The value of outcomes measurement was recognized in the early 1900s, when Ernest A. Codman (1869–1940), a New England surgeon, said that treatment results and benefits should be documented. Codman created “end-result cards,” which contained basic patient demographic data, the diagnosis, the treatment, the short-term outcomes, and, when possible, the outcomes after 1 year. He contended that this type of information was necessary to make sound judgments about treatment efficacy. The movement became energized in the 1960s with the work of Avedis Donabedian (1919–2000), a physician and public health academician with a strong interest in healthcare quality. Donabedian's quality model began with structure (the medical facilities and personnel), continued with process (the treatment), and led to the outcomes (the effects of the care on patients). Donabedian stated that outcomes are crucial to judging the value of medical care and noted that mortality data alone are not sufficient. Quality-of-life indicators and patient satisfaction, though less easily measured, are also relevant and should be studied as well, in his view. At this point, the outcomes movement focused primarily on the patient rather than the healthcare delivery system as a whole.

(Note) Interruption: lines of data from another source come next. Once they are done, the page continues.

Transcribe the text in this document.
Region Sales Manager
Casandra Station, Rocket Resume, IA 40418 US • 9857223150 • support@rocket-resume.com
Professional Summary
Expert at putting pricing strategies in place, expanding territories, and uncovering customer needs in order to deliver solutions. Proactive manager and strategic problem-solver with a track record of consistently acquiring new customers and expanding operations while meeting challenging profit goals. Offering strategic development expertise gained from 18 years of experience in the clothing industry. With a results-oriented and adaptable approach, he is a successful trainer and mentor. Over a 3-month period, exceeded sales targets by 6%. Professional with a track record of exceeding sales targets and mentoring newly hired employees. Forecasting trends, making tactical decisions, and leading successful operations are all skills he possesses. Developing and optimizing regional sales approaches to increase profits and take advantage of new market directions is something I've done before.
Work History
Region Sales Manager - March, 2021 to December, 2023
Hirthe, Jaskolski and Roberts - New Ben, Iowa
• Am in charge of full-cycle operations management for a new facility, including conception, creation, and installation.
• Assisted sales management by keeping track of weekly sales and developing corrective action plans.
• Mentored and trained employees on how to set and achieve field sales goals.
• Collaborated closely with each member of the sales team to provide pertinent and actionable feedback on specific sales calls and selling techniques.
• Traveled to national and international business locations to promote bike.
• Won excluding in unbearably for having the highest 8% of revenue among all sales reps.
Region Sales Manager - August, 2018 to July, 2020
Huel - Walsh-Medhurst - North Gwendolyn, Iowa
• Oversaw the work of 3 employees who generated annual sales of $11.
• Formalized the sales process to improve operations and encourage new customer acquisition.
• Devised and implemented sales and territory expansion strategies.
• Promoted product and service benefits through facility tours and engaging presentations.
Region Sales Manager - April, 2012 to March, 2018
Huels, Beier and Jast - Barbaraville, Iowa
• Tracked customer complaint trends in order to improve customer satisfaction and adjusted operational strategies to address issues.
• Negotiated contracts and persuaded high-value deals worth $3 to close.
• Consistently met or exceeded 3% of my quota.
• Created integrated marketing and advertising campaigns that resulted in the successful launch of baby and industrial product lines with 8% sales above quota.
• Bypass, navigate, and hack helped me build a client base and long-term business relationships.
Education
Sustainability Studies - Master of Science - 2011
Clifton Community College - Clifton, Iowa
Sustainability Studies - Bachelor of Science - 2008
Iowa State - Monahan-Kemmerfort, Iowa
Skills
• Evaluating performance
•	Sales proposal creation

The rapid rise in healthcare costs in the 1970s and 1980s has put the outcomes movement into an additional context. The focus now includes the financial issues and the concomitant effects on the medical system, insurance reimbursement, and federal programs. Technological innovations, the cost of new drugs and therapies, and the aging of the nation's population have thrust the issue of medical-care costs into the forefront. Insurance companies and other third-party payers as well as clinicians and hospital administrators have sought to distinguish between available therapies and those that work and matter. Researchers began to take note of the fact that different geographical areas exhibited wide variation in the use of resources and in the rates of certain medical procedures. After much investigation, however, the researchers did not find any meaningful differences in population characteristics and patient outcomes. This suggested, for example, that some surgical procedures were unnecessary, and limiting them to situations in which they would provide benefit could help contain rising costs. Other research claimed to demonstrate the lack of efficacy of some traditionally used interventions. By the 1990s, assessment and data-driven healthcare became the new mantra, and the outcomes movement came of age.